Q&A: The Functions of Composition

In our previous article, we discussed the concept of composition of functions and evaluated the composite function ${$ f \circ g $}$ where ${$ f(x) = \frac{5}{x+1} $}$ and ${$ g(x) = \frac{5}{x} $}$. We also found the domain of the composite function ${$ f \circ g $}$. In this article, we will answer some frequently asked questions about the composition of functions and provide additional examples to help illustrate the concept.

A: The composition of functions is a way of combining two or more functions to create a new function. It is denoted by ${$ f \circ g $}$ and is defined as ${$ f(g(x)) $}$.

A: To evaluate the composite function, you need to substitute the expression for ${$ g(x) $}$ into the function ${$ f(x) $}$. This means that you will replace ${$ x $}$ in the function ${$ f(x) $}$ with the expression ${$ g(x) $}$.

A: The domain of the composite function is the set of all possible input values for which the function is defined. To find the domain of the composite function, you need to consider the restrictions on the domain of both functions ${$ f(x) $}$ and ${$ g(x) $}$.

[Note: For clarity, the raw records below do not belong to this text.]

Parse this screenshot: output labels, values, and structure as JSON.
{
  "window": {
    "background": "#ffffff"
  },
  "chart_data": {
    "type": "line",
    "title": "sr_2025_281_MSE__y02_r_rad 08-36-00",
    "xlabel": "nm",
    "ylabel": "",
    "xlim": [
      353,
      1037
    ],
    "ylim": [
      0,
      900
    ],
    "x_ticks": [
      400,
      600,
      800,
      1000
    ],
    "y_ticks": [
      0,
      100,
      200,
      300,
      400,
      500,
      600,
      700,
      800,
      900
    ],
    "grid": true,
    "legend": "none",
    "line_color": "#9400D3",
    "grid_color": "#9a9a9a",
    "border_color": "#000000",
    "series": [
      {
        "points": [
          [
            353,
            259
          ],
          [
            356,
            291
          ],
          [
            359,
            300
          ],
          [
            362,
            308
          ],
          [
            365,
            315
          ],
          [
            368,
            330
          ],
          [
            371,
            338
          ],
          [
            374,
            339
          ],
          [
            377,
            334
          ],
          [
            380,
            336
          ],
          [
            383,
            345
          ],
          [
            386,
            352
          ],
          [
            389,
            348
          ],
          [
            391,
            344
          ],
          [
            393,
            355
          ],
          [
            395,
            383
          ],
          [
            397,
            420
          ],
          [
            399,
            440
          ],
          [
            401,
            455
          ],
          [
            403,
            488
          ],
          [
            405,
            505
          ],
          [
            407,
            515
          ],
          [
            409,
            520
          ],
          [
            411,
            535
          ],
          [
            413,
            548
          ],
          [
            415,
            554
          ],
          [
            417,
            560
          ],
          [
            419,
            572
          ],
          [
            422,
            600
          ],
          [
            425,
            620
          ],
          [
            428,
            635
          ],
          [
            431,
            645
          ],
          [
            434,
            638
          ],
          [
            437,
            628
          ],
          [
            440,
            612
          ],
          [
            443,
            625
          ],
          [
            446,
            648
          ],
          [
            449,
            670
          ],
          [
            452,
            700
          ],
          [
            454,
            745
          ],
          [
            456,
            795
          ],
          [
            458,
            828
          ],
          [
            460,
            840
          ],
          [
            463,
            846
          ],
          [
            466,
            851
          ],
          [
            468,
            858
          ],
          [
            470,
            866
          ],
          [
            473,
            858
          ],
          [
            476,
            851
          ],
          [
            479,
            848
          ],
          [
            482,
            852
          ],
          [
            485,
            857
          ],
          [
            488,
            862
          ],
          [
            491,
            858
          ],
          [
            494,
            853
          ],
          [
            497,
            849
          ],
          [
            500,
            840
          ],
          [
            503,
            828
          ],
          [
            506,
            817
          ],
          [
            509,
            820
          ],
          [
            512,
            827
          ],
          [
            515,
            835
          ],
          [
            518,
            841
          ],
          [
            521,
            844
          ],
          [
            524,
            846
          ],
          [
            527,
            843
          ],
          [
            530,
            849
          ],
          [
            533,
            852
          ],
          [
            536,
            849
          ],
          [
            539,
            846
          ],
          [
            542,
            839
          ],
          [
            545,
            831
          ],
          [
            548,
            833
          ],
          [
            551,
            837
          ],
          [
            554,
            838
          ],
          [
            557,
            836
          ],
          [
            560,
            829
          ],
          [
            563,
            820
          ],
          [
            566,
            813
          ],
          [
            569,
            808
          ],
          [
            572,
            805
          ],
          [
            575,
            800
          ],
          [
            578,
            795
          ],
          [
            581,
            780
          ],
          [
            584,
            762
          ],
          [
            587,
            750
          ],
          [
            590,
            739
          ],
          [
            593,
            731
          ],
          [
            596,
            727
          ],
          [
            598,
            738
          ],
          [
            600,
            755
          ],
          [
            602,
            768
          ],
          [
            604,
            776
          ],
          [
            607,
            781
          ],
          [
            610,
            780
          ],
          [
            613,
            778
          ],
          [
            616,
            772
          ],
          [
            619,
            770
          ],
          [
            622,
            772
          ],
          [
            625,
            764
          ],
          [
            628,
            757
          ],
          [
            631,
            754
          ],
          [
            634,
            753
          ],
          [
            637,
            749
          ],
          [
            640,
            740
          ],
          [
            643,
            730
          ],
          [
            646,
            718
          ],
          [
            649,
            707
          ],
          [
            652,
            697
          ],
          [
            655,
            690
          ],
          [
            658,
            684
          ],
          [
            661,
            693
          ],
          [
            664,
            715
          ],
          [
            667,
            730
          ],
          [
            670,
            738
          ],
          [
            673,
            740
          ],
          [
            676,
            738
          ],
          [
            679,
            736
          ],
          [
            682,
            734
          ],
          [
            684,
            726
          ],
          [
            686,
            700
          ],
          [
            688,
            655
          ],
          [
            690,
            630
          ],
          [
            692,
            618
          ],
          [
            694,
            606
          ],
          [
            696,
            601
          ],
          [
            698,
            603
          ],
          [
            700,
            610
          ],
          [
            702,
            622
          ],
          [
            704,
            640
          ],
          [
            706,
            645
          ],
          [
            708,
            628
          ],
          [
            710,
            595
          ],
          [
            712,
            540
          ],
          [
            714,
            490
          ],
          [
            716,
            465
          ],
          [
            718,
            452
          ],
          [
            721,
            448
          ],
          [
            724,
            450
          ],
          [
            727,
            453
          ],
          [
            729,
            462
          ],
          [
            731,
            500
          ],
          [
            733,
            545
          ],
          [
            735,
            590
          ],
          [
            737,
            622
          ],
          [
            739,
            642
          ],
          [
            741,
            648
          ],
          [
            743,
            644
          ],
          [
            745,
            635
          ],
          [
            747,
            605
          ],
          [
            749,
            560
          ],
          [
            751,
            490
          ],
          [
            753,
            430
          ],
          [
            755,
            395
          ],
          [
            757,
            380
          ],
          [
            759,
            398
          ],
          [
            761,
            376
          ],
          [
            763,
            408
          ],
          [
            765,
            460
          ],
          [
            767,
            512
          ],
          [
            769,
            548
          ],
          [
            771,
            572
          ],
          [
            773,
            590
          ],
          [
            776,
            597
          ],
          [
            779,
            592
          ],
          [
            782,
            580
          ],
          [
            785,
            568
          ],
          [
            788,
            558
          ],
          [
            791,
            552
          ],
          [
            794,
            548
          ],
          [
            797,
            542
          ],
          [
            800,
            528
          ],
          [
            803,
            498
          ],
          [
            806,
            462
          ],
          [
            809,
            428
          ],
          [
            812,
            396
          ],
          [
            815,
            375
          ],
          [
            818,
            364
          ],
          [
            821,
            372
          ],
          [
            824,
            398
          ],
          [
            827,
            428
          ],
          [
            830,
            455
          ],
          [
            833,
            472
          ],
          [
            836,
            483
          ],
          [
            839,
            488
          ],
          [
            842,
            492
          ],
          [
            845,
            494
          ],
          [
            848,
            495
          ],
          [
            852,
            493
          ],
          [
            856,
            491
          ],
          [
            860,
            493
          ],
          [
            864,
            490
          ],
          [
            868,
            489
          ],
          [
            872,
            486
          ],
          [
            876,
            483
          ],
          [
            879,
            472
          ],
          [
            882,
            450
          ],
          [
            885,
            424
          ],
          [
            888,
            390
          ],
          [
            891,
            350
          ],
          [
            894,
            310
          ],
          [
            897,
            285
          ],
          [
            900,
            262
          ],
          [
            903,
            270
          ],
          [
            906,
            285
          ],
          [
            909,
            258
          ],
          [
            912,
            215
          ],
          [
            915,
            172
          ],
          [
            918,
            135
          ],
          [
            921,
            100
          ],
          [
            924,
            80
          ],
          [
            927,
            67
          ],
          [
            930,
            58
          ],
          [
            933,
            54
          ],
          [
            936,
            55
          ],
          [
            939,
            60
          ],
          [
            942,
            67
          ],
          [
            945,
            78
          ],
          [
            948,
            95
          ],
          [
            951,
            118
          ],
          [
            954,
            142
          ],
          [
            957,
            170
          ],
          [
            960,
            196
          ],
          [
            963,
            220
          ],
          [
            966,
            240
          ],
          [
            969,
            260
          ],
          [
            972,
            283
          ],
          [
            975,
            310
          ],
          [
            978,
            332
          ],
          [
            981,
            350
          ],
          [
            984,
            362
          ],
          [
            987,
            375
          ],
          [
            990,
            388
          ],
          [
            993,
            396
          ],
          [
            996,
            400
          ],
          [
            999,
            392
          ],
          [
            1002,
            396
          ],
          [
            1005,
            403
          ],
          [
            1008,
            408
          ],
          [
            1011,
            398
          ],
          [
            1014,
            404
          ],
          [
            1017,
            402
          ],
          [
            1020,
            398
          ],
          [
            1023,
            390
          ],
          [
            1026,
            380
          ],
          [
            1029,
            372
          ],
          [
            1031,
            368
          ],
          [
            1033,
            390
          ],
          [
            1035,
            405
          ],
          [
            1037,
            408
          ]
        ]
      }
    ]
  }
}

A: Yes, you can have multiple composite functions. For example, if you have three functions ${$ f(x) $}$, ${$ g(x) $}$, and ${$ h(x) $}$, you can create a composite function ${$ f \circ g \circ h $}$ by substituting the expression for ${$ h(x) $}$ into the function ${$ g(x) $}$, and then substituting the expression for ${$ g(x) $}$ into the function ${$ f(x) $}$.

A: A composite function is defined if the function ${$ f(x) $}$ is defined for all values of ${$ x $}$ in the domain of the function ${$ g(x) $}$. If the function ${$ f(x) $}$ is not defined for all values of ${$ x $}$ in the domain of the function ${$ g(x) $}$, then the composite function is not defined.

A: Yes, you can have a composite function with a variable in the denominator. For example, if you have two functions ${$ f(x) = \frac{1}{x+1} $}$ and ${$ g(x) = \frac{1}{x} $}$, you can create a composite function ${$ f \circ g $}$ by substituting the expression for ${$ g(x) $}$ into the function ${$ f(x) $}$.

A: To simplify a composite function, you can use algebraic manipulations such as multiplying both sides of the equation by a common denominator or factoring out common terms.

Evaluate the composite function ${$ f \circ g $}$ where ${$ f(x) = \frac{1}{x-2} $}$ and ${$ g(x) = \frac{1}{x+3} $}$.
Find the domain of the composite function ${$ f \circ g $}$ where ${$ f(x) = \frac{1}{x-1} $}$ and ${$ g(x) = \frac{1}{x+2} $}$.

To evaluate the composite function ${$ f \circ g $}$, we need to substitute the expression for ${$ g(x) $}$ into the function ${$ f(x) $}$.